On serait à l'âge d'or du cinéma français. On aurait réuni un casting de rêve et on s'amuserait à imaginer le générique parfait : Molière au scénario, Bruegel aux décors et aux costumes, Rembrandt à la lumière... Voilà qui nous orienterait vers le XVIIème siècle, et vers les Flandres. Pourquoi pas une histoire de troupe espagnole à la mode Velasquez, qui prendrait ses quartiers dans une toile de Vermeer, par exemple : choc des cultures et guerre des parures. Luxe, ripaille et volupté. Un peu de féminisme dans le tableau, tout de même, pour montrer que c'était pas rigolo tous les jours. Mais on arriverait encore à croire à la paix des peuples. Cinq ans plus tard, certes, on n'y croirait plus : cette histoire d'occupation libératrice, non, ça ne serait plus possible. Mais là, elle arrive à nous rendre inguérissablement nostalgique d'un l'âge d'or qui n'a jamais existé.
Les gosses, ça tombe toujours du ciel quand on ne s'y attend pas. C'est ce qu'a l'air de se dire une triste fille-mère, à la sortie de l'hospice où elle vient d'accoucher. C'est ce que se disent, ensuite, deux voleurs de voiture mal inspirés. C'est ce que se dit, enfin, un petit homme à moustaches et à grandes chaussures. Le petit de la fille-mère devient donc le petit du petit homme. Bientôt, il a acquis ses bonnes manières : il sait semer les policiers et faire cuire les pancakes. Il est presque aussi bon comédien que lui. Le petit homme, ça lui donne des ailes. Après, pour relancer l'histoire, d'autres personnages tombent du ciel : des travailleurs sociaux, une gentille marraine, une ange coquine. Premier long métrage venu de la galaxie Chaplin. Une bonne étoile, à suivre.

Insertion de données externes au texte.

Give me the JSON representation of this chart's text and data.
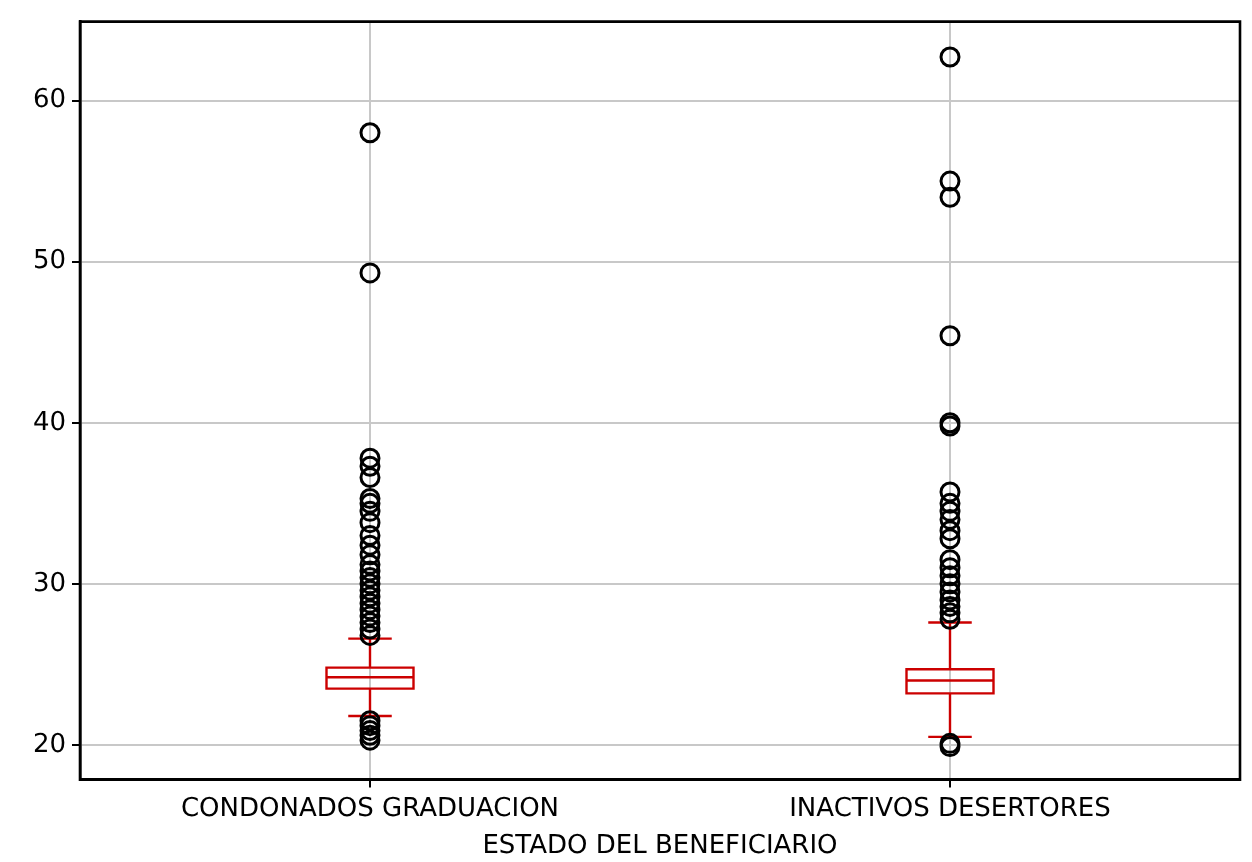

C'est deux potes de lycée qui font Les 400 coups. Quand ils grimpent sur le même vélo, ils semblent ne former qu'un seul corps : deux petites têtes, quatre grandes jambes. Mais pour aller où ? Au bahut ils sèchent, rackettent, glandouillent, mal partis pour devenir pas grand chose. Pour jouer aux durs, ils se mettent à la boxe. Le plus doué n'est pas forcément celui qu'on croit (comme Rocco). A leur âge, tous les chemins ont l'air ouverts. Ils sont tous, aussi, durs et cruels. A coup d'ellipses fulgurantes et d'éclats de rire noirs, Kitano fait le portrait de sa jeunesse et des vies qu'il a grillées. Coup de bol, il lui en est restée une pour faire l'artiste.
Dans une île lointaine, une peuplade humaine survit sur une petite portion de territoire. Le reste est isolé par un haut mur et il s'y passe de drôles de choses. Le roi de ce monde perdu primitif s'appelle Kong : 6m de force brute et d'instincts à l'état pur. Des fois qu'on n'aurait pas compris, il est précisé que l'île a la forme d'un crâne... Les petits blancs qui y débarquent apportent avec eux les atouts de la civilisation occidentale : des armes lourdes, une caméra et une blonde. Avec elle, Kong va apprendre à jouer à la poupée Barbie, et à faire son plus beau sourire... Après, il est presque impossible d'ignorer qu'il finira sa vie dans une autre jungle (celle de New-York), au sommet de l'Empire State Building (où on peut encore se faire photographier en sa compagnie), avec toute notre sympathie. C'était au temps béni où les effets spéciaux n'étaient pas encore ennemis de la poésie et de l'émotion.
Il y a 9 ans, comme l'apprend la fille qu'ils n'ont pas eu ensemble, Rahul et Anjali étaient les meilleurs amis du monde (mais c'était toujours elle qui gagnait au basket). Et puis, maman est arrivée. Et puis, la fifille est née et maman est morte (je ne révèle aucun secret, c'est au début). Il serait temps de retrouver la trace d'Anjali... Ca tombe bien : elle s'est laissée pousser les cheveux et, de garçon manquée, est devenue une fille très réussie. Avant de se marier, elle doit s'occuper toute seule d'une centaine de gamins dans un camp de vacances... Moitié "college movie", moitié film de colo : le public visé est plutôt jeune. Habilement construit, c'est un plaidoyer sympatoche pour la diversité des sentiments (amour-amitié, relations triangulaires) qui s'arrête juste au seuil de plus grandes audaces (le réalisateur serait un peu gay que ça n'étonnerait personne). Sympa-pa-toc, donc.